The second philosophy of government arose from the teachings of British philosopher Thomas Hobbes. Hobbes claimed that man, like the tiger, was a solitary being making his way through life as best he could practicing the Law of the Jungle; that is, the survival of the fittest. Therefore, in order for man to be “civilized,” he had to be forced into a relationship with his fellows that could only be sustained through coercion and the only means by which such coercion could be applied was government. Thus government was the means by which civilization and society were maintained and it required a strong central government to do so. If that government was weak and unable to maintain control, the result would be social and political chaos!

This was the philosophy of Abraham Lincoln and his political allies!

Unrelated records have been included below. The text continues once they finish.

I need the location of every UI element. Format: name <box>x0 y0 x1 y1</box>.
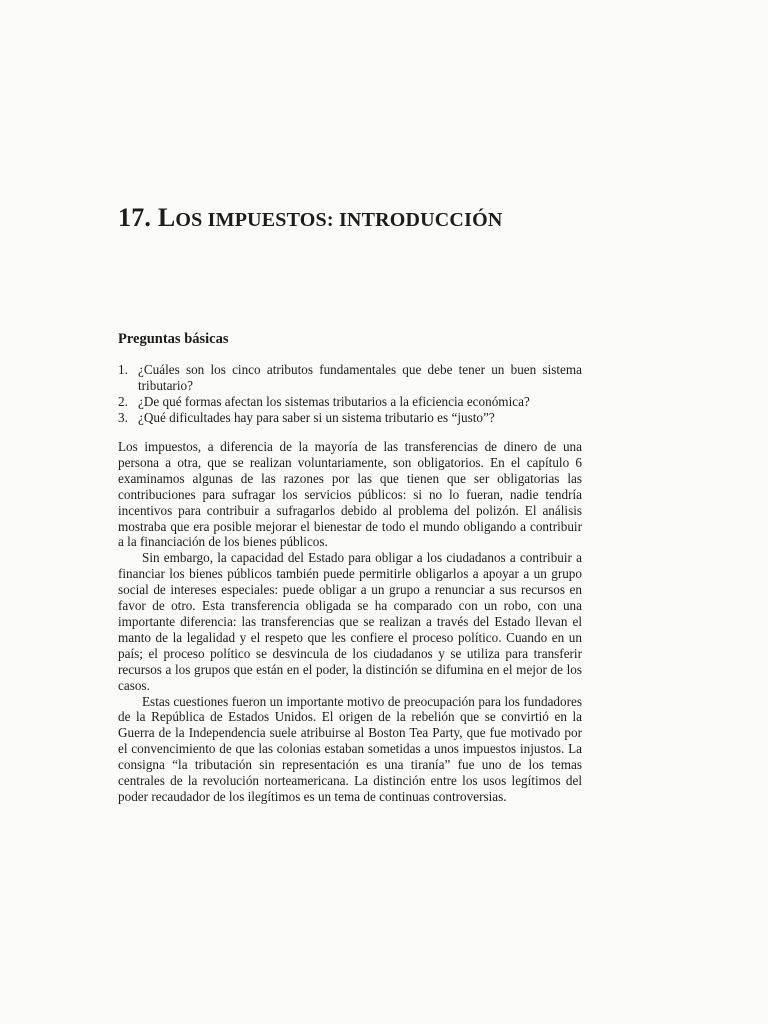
question-text: ¿Cuáles son los cinco atributos fundamentales que debe tener un buen sistema tributario? <box>138 362 582 393</box>
question-number: 3. <box>118 410 128 425</box>
paragraph: Estas cuestiones fueron un importante motivo de preocupación para los fundadores de la República de Estados Unidos. El origen de la rebelión que se convirtió en la Guerra de la Independencia suele atribuirse al Boston Tea Party, que fue motivado por el convencimiento de que las colonias estaban sometidas a unos impuestos injustos. La consigna “la tributación sin representación es una tiranía” fue uno de los temas centrales de la revolución norteamericana. La distinción entre los usos legítimos del poder recaudador de los ilegítimos es un tema de continuas controversias. <box>118 693 582 804</box>
paragraph: Los impuestos, a diferencia de la mayoría de las transferencias de dinero de una persona a otra, que se realizan voluntariamente, son obligatorios. En el capítulo 6 examinamos algunas de las razones por las que tienen que ser obligatorias las contribuciones para sufragar los servicios públicos: si no lo fueran, nadie tendría incentivos para contribuir a sufragarlos debido al problema del polizón. El análisis mostraba que era posible mejorar el bienestar de todo el mundo obligando a contribuir a la financiación de los bienes públicos. <box>118 439 582 550</box>
chapter-title-rest: OS IMPUESTOS: INTRODUCCIÓN <box>175 209 503 231</box>
section-heading: Preguntas básicas <box>118 331 229 347</box>
list-item <box>118 362 582 394</box>
question-text: ¿De qué formas afectan los sistemas tributarios a la eficiencia económica? <box>138 394 530 409</box>
chapter-title <box>118 203 502 233</box>
paragraph: Sin embargo, la capacidad del Estado para obligar a los ciudadanos a contribuir a financiar los bienes públicos también puede permitirle obligarlos a apoyar a un grupo social de intereses especiales: puede obligar a un grupo a renunciar a sus recursos en favor de otro. Esta transferencia obligada se ha comparado con un robo, con una importante diferencia: las transferencias que se realizan a través del Estado llevan el manto de la legalidad y el respeto que les confiere el proceso político. Cuando en un país; el proceso político se desvincula de los ciudadanos y se utiliza para transferir recursos a los grupos que están en el poder, la distinción se difumina en el mejor de los casos. <box>118 550 582 693</box>
question-number: 1. <box>118 362 128 377</box>
list-item <box>118 410 582 426</box>
question-text: ¿Qué dificultades hay para saber si un sistema tributario es “justo”? <box>138 410 495 425</box>
chapter-title-initial: L <box>157 203 176 232</box>
body-text <box>118 439 582 805</box>
list-item <box>118 394 582 410</box>
questions-list <box>118 362 582 426</box>
question-number: 2. <box>118 394 128 409</box>
chapter-number: 17. <box>118 203 152 232</box>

Secession of the Southern states meant to Lincoln—besides the loss of revenue—the breakup of what had been to that time an ever expanding Union. This, in turn, would lead to a weakening of central authority and eventually, anarchy, something which simply could not be permitted! Anything and everything needful to prevent it was acceptable in light of the unmitigated disaster that would follow a weakening of the central authority and its ability to force a naturally unruly populace into submission! No act was too barbarous, no crime too egregious to be shunned if by its commission the Union was preserved.

This answers many questions about the Union strategy of total war and why the people of the North did not cavil or later repent of the commission of such atrocities against what had been their “brothers.” It was permitted because they were seen as “necessary.”

Of course, Lincoln as a Hobbesian was not talking about “union” as most men understood it then—or now for that matter. A true “union” is by its very nature voluntary. Union at the point of a gun is conquest, occupation and subjugation. Lincoln’s definition of “union” was the submission of the American people—North andSouth—to the will of the central government. And under that arrangement, the states became nothing more than “counties” within a national government. And as counties have no separate powers within their states, so states then have no separate powers within the central government but become bureaucratic entities used for the collection of revenues and the imposition of federal laws, mandates and regulations.

This is, in effect, what happened as a result of the war of 1861. Lincoln and Hobbes won. Aristotle, Locke and Jefferson lost and so did the vision of the Founders along with We the People. Besides explaining how and why a ruinous war came about when sovereign states exercised their constitutional right to depart from a union that was no longer to their collective benefits, it also explains what is going on 150 years later as the same questions arise again as Jefferson Davis prophesied. Indeed, the major question remains: who rules—We the People or the Government?